I’m sure your first question is “why the heck is his name ‘The Bone?’.” That’s perfectly fair. His real name was Hamish, however, my feeling is that you often give people and things names because you have to, and then when you get to know them, you find their real name. He went from “Hamish” to “Hambone,” and then from there you may be able to see that “The Bone” is a logical next step. It stuck. I did try to take it one step further and make up a story that he was named after Leon Redbone and that we should refer to him as “Leon,” but that was a harder sell. So The Bone it remained. And if you met him, it would make sense. He was like The Fonz, in cat form. Ayyyy.

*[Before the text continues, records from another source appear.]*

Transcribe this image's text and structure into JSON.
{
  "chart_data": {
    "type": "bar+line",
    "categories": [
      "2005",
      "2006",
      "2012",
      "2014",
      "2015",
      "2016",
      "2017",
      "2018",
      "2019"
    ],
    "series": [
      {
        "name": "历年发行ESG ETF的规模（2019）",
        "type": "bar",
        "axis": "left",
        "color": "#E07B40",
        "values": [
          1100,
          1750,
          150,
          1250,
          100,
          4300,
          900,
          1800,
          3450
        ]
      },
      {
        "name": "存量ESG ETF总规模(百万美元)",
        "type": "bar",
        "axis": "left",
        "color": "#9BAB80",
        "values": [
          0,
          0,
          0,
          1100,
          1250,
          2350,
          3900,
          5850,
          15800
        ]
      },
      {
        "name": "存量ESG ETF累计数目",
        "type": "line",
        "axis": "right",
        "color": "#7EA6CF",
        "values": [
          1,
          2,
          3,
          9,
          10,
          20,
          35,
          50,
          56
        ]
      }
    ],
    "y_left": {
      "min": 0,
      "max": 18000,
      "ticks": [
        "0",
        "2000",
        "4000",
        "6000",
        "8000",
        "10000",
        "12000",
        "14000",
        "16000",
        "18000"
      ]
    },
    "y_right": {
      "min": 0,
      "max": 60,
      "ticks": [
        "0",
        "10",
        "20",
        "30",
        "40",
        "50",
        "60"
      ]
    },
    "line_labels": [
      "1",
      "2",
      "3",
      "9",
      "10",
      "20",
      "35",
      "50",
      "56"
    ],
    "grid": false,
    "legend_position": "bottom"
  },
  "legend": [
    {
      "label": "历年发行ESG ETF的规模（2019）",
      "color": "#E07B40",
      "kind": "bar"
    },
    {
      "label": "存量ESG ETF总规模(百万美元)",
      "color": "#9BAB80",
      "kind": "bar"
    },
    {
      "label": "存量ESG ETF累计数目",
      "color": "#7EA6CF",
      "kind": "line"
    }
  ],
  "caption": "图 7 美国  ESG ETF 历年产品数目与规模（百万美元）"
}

When we got him, they thought he was about 6, but he had been living under someone’s porch, so they had no idea of his real age. We had gone to the shelter to look at this beautiful Maine Coon, but when we got there, he took one look at us and went into hiding. We then tested out every cat in the place. We needed one that was kid-friendly, and at one point my son, then about 2ish, just laid down on the floor and let cats crawl all over him. He was in cat heaven. There were some nice ones, but none of them really seemed like a good fit, or they had big chronic health issues that we didn’t think we’d be able to handle. Then we noticed this big gray fellow in a corner who had just been sitting there watching us. My son went over to say hello, and the cat stood up and immediately rubbed his face against my son’s, and that was all it took. We knew we had the one.
A few years ago, The Bone started to lose weight (he had become a fairly ample gentleman in his time with us) so we took him to the vet. They did a million tests, and found he had thyroid issues. This made his estimated age quite suspect, as cats don’t generally have thyroid troubles until their teens. So we figured he was maybe a few years older than we originally thought. With the thyroid issue treated, he put weight back on, but never got as big as he had been. Then in the past month he started to lose weight again. We brought him in, and all his bloodwork was fine. Then x-rays revealed that he had fluid in his lungs and abdomen, so he would need an ultrasound. The ultrasound doctor was hard to book, so we were waiting to hear, and then right at bedtime a few nights ago something was obviously wrong. The Bone was walking wobbly, and breathing heavily. My wife rushed him to the emergency vet, where it was determined he had congestive heart failure and a blood clot in his legs, that even if they could fix, would leave his back legs paralyzed, and they didn’t think they could actually fix it. And so we said goodbye.
The Bone had also had a chronic sinus problem that caused him to blow large amounts of snot on you without warning. He was so charming no one ever cared. He was the calmest cat I’d ever met, but once cornered a 150 pound dog just to show who was boss. He loved going to the vet so much they had trouble hearing his heart because he was purring so loudly. There has never been a cat like The Bone, and I’m not sure there ever will be. But I’m happy we knew him for the short time we did.